Et il y ad eme dit, que si deux joyntenants esteants deins age, sont un feoffment en fee, & lun des enfants devy, & lauter survesquist, entant que les ambideux enfants puissont enter jointment en lour vies, cel droit accruist tout a luy que survestquist & pur ceo celuy que survestquist poit enter en lentiertie, &c. Et auxy lheire le baron que fist le feoffment deins age ne poit enter, &c. pur ceo que null droit discendist a tiel heire en le cas avantdit, pur ceo que le baron navoit unques riens forsque en droit de sa feme, &c.

SECTION 634.—TRADUCTION.

Si deux mineurs jointenans donnent leurs terres en fief à quelqu'un; l'un d'eux mourant, celui qui survit peut entrer dans la totalité du fief. Au contraire, l'héritier d'un mari qui ne jouit d'un fonds qu'au droit de sa femme, n'auroit pas ce droit d'entrée sur le fonds aliéné en fief simple par ce mari durant sa minorité.

SECTION 635.

Et auxy quant un enfant fait un feoffment esteant deins age ceo ne luy greevera ne ledra, mes que il poit enter bien, &c. car ceo serroit encounter reason, que tiel feoffment fait per celuy que ne fuit able (a) de faire tiel feoffment, greevera ou ledera auter, de toller eux de lour entre, &c.
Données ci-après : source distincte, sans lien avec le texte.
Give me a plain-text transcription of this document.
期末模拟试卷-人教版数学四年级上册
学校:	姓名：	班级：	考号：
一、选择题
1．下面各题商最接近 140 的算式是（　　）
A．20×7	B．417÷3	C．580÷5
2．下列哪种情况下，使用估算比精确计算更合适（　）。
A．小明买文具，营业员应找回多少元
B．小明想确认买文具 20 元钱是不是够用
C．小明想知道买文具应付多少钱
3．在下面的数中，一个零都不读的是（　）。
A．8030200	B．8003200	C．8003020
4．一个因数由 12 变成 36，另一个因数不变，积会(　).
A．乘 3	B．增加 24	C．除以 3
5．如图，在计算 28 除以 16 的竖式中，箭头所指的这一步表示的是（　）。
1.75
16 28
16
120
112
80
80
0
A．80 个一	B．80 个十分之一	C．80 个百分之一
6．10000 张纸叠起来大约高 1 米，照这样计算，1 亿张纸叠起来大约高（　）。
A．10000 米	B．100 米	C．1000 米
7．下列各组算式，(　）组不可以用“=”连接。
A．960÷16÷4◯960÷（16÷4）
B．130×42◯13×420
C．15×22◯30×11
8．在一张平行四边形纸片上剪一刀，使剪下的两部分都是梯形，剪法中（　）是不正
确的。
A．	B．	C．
Et pur ceux causes il semble a ascuns, que apres la mort de tiel baron issint esteant deins age al temps de le feoffment, &c. que sa feme bien poit enter, &c.

SECTION 635.—TRADUCTION.

Lorsqu'un mineur fait une inféodation, ceci ne le prive pas du droit de rentrer dans le fonds, &c. donc il ne peut priver qui que ce soit de ce même droit; & conséquemment si c'est le bien de la femme qu'il a inféodé, cette femme peut valablement en révendiquer la propriété & la possession.

REMARQUE.

(a) Ne fuit able.

On ne pouvoit aliéner par don ou par vente qu'autant que l'on étoit en même-temps possesseur & propriétaire. Ainsi les Rois ne pouvoient rien donner de ce qui dépendoit de leur Couronne, que il ne suit repeatable per lour successours, à moins que ce ne fût pour les besoins urgens de l'Etat, pour les gages des gens de leur Conseil ou de leurs Cours de Justice, ou pour la décoration des Villes. Les Ecclésiastiques, les grands Bénéficiers n'avoient point la liberté de transporter à des étrangers les richesses de leurs Eglises ni les dignités attachées à leurs familles. Les ventes étoient encore défendues aux félons, aux bâtards, aux fols, aux furieux, aux sourds, aux muets, aux comdamnés à des peines afflictives, aux villains, aux femmes sous puissance de leurs maris, aux mineurs. Ceux ci même ne pouvoient accepter aucune cession, vente ou transport que par leurs Gardiens ou leurs Tuteurs.[1084]